No, we reduce frequency to avoid the drop in voltage.
- Why some electric devices directly use the network frequency to sync their clocks, instead of a quartz crystal technology?
They don't sync the clocks in the sense of adjusting or correcting the time. They maintain synchronisation by keeping the average frequency at exactly 50 Hz. One reason for this is the millions of electro-mechanical clocks in service. These are fantastically reliable, don't require batteries and do the job. Why replace them?
This means the same oven needs 2 different firmwares for countries with different electric network frequencies, while, with a crystal (that should be needed anyway to run all the embedded circuits), the same device would run unmodified everywhere.
Crystals will drift and the further complication of real-time clock with battery backup are required.
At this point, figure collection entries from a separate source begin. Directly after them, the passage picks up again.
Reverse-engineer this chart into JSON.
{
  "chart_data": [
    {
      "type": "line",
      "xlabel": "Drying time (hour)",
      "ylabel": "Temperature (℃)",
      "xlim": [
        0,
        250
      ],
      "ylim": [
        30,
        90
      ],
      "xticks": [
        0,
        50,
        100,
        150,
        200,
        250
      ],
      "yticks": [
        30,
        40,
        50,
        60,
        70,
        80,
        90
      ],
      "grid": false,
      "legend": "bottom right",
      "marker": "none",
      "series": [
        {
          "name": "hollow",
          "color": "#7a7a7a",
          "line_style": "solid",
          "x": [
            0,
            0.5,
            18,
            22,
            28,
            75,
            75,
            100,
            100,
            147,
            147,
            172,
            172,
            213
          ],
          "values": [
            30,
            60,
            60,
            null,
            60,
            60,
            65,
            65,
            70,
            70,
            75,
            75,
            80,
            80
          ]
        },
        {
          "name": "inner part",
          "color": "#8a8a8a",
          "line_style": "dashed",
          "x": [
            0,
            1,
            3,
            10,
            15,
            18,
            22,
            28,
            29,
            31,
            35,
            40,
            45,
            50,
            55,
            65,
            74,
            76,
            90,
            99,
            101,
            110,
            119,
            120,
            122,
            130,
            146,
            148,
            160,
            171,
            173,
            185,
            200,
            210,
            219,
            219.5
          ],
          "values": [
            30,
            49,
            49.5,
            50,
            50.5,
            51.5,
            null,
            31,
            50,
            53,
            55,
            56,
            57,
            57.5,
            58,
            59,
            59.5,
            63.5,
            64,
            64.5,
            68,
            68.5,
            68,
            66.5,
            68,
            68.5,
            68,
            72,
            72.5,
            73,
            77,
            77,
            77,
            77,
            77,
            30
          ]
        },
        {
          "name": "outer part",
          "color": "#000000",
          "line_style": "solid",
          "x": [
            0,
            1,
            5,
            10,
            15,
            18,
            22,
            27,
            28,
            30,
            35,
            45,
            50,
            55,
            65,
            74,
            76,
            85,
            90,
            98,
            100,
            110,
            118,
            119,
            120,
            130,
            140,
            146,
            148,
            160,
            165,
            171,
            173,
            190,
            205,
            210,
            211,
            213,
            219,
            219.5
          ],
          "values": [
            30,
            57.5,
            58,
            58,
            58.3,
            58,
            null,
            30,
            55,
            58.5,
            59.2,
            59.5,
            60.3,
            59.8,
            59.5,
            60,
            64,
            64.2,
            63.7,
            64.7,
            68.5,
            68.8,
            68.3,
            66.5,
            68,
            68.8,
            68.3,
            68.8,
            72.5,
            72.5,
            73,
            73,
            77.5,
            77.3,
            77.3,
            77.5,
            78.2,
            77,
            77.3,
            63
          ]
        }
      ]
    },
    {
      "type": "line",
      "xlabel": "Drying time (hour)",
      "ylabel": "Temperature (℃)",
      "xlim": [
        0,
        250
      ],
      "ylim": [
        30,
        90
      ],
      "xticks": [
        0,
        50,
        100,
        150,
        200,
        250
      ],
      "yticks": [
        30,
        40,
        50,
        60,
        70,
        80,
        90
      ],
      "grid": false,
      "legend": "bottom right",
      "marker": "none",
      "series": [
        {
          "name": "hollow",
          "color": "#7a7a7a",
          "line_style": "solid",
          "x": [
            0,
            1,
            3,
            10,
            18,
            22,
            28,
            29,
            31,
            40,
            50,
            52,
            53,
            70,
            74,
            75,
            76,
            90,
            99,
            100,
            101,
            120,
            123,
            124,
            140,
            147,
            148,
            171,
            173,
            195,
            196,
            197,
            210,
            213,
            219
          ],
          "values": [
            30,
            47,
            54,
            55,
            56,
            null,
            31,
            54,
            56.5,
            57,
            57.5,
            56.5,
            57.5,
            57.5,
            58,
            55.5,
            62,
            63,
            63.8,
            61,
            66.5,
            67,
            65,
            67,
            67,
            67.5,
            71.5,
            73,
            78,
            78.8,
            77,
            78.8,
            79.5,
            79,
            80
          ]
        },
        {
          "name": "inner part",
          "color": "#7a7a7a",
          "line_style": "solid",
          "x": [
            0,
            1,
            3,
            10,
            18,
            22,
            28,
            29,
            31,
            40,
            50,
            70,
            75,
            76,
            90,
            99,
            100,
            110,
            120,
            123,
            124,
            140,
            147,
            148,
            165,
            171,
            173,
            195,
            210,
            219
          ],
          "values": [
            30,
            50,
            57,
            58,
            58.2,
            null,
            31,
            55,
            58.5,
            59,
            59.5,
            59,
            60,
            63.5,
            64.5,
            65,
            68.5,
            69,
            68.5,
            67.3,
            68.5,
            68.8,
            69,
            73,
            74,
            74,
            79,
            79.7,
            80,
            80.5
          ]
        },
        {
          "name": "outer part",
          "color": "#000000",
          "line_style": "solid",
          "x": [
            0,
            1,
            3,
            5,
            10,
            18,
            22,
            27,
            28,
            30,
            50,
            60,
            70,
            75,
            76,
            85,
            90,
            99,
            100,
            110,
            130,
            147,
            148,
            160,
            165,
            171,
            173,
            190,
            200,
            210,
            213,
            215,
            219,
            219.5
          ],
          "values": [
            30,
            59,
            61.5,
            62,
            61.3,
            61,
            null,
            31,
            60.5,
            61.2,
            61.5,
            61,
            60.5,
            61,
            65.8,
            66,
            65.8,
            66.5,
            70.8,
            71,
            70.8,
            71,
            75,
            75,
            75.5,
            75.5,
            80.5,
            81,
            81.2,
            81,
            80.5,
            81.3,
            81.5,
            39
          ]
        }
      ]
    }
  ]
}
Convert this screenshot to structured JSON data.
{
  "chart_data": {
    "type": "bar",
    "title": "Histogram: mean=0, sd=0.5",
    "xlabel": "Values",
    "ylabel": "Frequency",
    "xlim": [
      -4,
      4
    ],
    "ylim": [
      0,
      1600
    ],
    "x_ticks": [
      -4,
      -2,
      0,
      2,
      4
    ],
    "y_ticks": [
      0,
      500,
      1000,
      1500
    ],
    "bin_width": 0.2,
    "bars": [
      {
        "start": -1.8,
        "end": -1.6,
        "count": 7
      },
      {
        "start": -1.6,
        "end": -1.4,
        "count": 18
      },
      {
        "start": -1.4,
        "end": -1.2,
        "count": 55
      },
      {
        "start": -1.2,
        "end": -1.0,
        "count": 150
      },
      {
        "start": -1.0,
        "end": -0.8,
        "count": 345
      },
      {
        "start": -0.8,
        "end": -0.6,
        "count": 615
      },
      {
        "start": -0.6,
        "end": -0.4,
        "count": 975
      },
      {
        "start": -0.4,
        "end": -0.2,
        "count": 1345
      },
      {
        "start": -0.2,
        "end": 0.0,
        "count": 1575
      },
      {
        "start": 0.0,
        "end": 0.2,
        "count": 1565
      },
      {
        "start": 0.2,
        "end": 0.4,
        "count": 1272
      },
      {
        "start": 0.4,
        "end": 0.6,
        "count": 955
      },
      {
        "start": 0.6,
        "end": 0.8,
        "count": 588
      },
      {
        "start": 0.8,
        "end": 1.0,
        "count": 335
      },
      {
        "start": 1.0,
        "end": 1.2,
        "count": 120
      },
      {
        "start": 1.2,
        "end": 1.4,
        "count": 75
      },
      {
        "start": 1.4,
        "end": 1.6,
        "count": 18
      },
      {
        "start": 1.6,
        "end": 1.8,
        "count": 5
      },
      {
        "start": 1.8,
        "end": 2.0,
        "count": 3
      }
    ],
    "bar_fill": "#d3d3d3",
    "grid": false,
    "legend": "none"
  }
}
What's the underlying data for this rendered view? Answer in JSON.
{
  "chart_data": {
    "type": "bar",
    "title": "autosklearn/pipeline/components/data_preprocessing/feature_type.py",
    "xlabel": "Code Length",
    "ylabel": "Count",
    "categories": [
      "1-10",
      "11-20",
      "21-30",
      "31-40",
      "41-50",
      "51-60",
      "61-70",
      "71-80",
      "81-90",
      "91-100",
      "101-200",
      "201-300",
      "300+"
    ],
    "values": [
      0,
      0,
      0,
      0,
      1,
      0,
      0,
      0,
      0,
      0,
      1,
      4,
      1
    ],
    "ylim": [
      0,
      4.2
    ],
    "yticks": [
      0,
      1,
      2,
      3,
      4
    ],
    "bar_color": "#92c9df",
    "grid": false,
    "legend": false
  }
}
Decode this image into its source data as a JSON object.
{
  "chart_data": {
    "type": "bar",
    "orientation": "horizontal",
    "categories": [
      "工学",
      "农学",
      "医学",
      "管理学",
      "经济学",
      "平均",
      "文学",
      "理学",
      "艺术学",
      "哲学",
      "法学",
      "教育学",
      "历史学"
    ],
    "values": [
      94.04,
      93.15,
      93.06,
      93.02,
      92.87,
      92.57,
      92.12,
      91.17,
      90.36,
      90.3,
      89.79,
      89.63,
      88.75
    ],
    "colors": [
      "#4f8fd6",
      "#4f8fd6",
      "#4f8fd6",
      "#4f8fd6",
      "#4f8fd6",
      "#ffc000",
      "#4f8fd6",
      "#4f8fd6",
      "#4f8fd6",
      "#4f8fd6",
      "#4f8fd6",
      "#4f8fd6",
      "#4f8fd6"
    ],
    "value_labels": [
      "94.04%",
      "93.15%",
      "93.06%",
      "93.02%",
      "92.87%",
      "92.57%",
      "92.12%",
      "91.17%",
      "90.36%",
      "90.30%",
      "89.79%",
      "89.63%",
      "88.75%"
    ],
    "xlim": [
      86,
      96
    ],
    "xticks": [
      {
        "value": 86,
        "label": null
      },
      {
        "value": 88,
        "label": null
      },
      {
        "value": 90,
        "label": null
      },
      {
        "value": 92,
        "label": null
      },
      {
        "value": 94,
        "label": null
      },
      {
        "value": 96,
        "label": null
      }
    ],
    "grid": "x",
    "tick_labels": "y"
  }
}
Electrical utilities work on timescales of 20 to 50 years. How long do you think the electrolytic capacitors in your digital clock will last?
Other interesting bits:
This grid time deviation is constantly balanced out. If the time deviation is more than twenty seconds the frequency is corrected in the grid. In order to balance out the time deviation again the otherwise customary frequency of 50 Hz (Europe) is changed as follows:
49.990 Hz, if the grid time is running ahead of UTC time
50.010 Hz, if the grid time is lagging behind UTC time
Meanwhile on 2018-03-08:
NTSO-E has now confirmed with the Serbian and Kosovar TSOs, respectively EMS and KOSTT, that the deviations which affected the average frequency in the synchronous area of Continental Europe have ceased.
This is a first step in the resolution of the issue. The second step is now to develop a plan for returning the missing energy to the system and putting the situation back to normal.
Hmmm! They're referring to it as "missing energy".